A down market could be a good opportunity for domain buyers

If we see a prolonged bear stock market, it could be good for people looking to buy high quality domain names at better prices. People who have owned domain names for a long period of time might be more inclined to sell as the stock market goes down.

I have been doing quite a bit of outreach in an attempt to buy excellent keyword .com domain names. My efforts haven’t been fruitless, but it seems to be getting more difficult to buy great domain names at reasonable prices. Names that would have likely sold for $5-15,000 now seem to be priced at $25,000+.

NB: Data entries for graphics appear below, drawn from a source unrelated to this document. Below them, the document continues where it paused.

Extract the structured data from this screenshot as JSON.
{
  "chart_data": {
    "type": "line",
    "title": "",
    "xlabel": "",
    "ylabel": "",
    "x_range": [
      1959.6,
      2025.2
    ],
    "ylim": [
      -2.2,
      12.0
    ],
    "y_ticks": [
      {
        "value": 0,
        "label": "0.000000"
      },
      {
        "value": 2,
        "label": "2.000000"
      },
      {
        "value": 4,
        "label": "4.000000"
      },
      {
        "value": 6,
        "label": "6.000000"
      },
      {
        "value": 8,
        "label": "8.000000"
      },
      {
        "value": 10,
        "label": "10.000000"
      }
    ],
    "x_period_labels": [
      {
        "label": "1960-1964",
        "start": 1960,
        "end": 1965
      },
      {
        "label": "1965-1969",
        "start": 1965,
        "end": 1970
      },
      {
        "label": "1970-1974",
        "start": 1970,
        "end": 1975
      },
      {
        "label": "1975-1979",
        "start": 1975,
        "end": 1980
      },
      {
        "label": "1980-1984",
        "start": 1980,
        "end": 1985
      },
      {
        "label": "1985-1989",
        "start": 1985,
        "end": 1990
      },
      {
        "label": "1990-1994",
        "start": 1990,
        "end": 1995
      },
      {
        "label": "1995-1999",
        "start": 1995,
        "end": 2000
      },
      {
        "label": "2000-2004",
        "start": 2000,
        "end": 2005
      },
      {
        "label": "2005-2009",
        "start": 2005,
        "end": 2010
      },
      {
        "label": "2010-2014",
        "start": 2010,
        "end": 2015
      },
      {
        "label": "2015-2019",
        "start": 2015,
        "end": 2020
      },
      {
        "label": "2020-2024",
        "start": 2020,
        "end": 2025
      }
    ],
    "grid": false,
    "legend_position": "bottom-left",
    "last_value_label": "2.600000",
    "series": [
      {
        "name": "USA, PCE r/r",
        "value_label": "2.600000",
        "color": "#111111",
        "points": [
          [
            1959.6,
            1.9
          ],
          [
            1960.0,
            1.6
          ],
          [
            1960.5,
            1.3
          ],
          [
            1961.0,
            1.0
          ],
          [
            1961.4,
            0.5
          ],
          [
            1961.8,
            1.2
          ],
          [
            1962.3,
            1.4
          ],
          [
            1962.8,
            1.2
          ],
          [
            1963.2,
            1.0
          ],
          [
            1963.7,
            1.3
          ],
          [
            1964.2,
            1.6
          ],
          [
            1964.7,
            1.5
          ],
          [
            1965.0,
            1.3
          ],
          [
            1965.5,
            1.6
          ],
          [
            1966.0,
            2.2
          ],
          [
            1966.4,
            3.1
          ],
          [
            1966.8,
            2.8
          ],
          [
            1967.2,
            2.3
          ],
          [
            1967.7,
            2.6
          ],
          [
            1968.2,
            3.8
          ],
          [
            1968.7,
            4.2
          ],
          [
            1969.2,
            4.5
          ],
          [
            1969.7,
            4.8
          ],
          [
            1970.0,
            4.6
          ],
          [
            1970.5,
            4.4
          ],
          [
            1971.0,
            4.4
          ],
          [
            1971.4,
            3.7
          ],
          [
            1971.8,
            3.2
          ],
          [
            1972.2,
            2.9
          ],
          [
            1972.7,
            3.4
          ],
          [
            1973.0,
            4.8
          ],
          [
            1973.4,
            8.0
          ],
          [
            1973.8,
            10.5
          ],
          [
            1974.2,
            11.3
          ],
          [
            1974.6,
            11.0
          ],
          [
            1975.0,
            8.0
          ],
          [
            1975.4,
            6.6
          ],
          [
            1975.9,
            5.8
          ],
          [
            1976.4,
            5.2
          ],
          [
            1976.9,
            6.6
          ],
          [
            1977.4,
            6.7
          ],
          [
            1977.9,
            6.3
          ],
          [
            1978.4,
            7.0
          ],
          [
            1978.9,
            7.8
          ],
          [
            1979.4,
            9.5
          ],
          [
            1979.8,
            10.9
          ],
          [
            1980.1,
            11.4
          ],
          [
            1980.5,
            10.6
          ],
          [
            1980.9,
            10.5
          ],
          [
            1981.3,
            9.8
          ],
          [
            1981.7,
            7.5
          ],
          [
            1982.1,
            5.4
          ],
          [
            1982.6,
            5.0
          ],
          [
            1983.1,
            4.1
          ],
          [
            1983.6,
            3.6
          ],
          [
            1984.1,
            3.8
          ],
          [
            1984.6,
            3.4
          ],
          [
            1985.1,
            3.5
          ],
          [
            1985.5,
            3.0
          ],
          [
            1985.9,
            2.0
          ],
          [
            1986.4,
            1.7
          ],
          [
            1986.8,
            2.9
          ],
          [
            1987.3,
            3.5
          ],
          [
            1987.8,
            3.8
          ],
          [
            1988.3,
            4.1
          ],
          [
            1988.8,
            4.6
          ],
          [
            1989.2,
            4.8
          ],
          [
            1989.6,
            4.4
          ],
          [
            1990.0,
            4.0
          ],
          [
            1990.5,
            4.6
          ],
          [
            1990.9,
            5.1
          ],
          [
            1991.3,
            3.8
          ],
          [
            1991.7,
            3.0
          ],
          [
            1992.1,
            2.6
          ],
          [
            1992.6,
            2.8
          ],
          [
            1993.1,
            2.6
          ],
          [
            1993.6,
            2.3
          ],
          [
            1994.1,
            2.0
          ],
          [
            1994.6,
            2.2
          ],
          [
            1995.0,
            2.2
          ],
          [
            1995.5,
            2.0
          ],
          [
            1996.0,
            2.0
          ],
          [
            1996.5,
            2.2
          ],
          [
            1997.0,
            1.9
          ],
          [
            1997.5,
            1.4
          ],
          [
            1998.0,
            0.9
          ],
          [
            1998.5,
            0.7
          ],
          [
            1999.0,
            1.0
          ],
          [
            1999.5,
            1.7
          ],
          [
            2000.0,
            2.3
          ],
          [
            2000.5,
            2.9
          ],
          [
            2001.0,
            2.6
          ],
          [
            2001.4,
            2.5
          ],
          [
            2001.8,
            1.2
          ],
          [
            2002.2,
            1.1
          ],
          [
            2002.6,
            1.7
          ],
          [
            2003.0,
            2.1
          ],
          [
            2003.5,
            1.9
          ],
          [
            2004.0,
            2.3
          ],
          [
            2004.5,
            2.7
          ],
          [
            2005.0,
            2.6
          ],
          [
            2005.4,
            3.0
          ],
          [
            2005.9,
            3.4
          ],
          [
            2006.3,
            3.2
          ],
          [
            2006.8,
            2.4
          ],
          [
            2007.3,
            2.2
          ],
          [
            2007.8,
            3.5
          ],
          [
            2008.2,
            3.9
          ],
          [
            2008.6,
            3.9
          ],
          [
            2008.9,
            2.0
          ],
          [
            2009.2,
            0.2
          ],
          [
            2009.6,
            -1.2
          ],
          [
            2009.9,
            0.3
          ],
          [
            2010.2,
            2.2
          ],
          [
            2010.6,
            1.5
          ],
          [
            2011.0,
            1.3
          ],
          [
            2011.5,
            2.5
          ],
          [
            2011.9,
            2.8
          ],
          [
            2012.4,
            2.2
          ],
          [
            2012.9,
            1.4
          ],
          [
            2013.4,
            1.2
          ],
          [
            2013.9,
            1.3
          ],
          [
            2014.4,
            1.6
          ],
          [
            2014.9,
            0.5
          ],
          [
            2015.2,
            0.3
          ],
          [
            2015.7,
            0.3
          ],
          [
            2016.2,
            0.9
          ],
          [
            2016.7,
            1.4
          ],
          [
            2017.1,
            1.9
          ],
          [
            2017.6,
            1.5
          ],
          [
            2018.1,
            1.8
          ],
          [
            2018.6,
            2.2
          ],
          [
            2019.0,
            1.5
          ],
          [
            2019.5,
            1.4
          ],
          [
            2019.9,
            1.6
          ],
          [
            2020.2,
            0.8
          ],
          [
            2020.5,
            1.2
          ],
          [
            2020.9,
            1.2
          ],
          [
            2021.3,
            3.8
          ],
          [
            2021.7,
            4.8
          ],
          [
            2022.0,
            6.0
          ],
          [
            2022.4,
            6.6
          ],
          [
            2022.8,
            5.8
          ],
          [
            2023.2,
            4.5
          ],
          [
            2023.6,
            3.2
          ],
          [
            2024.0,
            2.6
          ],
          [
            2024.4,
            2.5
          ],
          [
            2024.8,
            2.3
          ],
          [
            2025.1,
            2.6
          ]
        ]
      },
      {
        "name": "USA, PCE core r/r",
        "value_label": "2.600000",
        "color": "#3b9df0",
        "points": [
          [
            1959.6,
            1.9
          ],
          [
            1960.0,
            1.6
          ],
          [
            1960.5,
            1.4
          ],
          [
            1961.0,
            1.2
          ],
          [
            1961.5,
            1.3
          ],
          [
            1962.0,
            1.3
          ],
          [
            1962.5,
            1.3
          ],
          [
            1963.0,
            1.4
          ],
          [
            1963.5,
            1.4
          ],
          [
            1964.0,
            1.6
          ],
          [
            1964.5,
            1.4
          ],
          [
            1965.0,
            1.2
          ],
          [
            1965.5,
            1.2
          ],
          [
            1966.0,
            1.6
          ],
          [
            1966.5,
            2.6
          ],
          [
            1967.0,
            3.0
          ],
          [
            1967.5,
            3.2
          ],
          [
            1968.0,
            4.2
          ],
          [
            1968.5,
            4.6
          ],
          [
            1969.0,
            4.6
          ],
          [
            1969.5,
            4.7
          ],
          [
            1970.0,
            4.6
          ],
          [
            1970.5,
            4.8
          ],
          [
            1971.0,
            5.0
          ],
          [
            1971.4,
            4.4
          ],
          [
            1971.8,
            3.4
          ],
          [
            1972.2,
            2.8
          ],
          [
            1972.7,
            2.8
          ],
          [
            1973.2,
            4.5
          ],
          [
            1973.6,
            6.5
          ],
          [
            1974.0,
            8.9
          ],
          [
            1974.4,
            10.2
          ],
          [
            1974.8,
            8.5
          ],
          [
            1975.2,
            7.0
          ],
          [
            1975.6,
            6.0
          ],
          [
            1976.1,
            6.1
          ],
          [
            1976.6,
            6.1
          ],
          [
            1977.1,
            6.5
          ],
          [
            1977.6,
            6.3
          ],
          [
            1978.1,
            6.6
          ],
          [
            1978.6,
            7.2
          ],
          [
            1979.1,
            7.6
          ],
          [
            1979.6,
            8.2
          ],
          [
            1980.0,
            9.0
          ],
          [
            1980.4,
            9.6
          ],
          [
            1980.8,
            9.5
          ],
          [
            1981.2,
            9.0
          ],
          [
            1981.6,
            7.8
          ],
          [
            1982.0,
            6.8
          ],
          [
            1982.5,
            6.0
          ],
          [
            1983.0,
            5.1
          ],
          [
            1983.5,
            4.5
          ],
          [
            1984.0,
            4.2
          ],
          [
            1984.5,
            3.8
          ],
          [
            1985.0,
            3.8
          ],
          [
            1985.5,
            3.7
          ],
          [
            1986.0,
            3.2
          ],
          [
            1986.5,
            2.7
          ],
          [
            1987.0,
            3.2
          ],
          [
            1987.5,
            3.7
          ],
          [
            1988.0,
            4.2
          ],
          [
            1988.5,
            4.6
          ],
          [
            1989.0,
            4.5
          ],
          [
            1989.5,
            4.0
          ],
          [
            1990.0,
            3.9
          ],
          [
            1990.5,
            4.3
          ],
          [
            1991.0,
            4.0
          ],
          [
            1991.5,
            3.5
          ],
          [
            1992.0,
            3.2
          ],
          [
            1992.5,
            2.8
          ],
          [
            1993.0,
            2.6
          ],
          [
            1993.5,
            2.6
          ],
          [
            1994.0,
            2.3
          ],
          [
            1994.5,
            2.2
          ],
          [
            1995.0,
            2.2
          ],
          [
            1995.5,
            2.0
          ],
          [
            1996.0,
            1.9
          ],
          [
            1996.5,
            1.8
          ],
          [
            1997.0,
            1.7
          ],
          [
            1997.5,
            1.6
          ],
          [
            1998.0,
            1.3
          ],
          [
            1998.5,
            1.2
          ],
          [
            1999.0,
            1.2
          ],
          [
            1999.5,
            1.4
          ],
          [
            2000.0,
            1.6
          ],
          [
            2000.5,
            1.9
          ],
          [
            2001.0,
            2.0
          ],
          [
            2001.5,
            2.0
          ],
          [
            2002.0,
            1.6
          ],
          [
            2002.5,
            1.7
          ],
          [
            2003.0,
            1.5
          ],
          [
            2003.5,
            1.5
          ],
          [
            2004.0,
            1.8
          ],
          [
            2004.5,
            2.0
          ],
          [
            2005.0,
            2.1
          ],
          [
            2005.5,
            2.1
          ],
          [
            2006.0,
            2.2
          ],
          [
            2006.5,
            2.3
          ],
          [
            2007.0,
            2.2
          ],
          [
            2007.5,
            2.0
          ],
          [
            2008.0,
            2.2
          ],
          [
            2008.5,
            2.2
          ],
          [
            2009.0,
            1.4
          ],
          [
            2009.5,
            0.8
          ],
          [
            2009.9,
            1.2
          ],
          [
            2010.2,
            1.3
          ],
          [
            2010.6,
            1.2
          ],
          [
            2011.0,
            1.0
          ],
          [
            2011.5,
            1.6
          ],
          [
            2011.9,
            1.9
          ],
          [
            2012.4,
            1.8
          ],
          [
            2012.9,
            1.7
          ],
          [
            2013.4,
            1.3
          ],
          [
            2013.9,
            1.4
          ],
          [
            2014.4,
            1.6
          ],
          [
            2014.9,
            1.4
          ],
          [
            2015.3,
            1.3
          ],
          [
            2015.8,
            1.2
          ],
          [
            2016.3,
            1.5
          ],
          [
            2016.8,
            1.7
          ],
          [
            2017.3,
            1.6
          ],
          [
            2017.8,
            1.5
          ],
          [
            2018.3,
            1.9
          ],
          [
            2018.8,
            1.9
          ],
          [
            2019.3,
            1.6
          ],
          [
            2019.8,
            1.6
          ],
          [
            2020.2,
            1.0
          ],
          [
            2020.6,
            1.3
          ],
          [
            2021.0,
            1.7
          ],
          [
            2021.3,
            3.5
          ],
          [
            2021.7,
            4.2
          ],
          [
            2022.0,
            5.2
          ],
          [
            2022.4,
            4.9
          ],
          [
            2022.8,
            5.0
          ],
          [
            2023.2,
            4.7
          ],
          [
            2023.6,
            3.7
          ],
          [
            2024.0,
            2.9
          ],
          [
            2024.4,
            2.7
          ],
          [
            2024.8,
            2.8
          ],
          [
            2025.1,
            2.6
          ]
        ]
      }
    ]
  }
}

For the most part, I have been passing at these opportunities because I don’t see end users paying more and more for the domain names, and it doesn’t make sense for my business model to buy a non-revenue generating domain name for $25,000 when I think it could be worth that or a bit more to an end user buyer. Perhaps a down market would shake the confidence of some of these domain holders, who may realize that they would rather have the cash (for safekeeping or later stock market investment) than have the domain name.

Obviously, a down stock market could cause problems for domain investors who own stock portfolios. I am sure there are domain investors who invested their domain name profits into the stock market, and they could be hurting with a down market. That said, I still believe there will be more buy-side opportunities, although I certainly don’t hope the stock market losses widen.

Likewise, there may be sale opportunities as stock market investors pull cash out of the market and invest in alternative assets like domain names.

As the market tumbles, there might be some good buying opportunities. Now might be a good time to reach out to domain owners to rekindle a discussion you previously had. Perhaps there are deals to be made in light of the tumult.

3 COMMENTS

  1. **Likewise, there may be sale opportunities as stock market investors pull cash out of the market and invest in alternative assets like domain names.**

    An investor, already licking his (or her) wounds from stock market losses, will allocate funds to illiquid domain names – very, very doubtful. An investor will gravitate to cash or near cash (like US Treasury Bills).

    • Market has been so good for so long an investor might have been (profitably) stopped out of stocks. Even if they weren’t executed stop-loss orders, there are many investors who have lots of profit from the last few years who might sell stock to protect the remainder of their gains.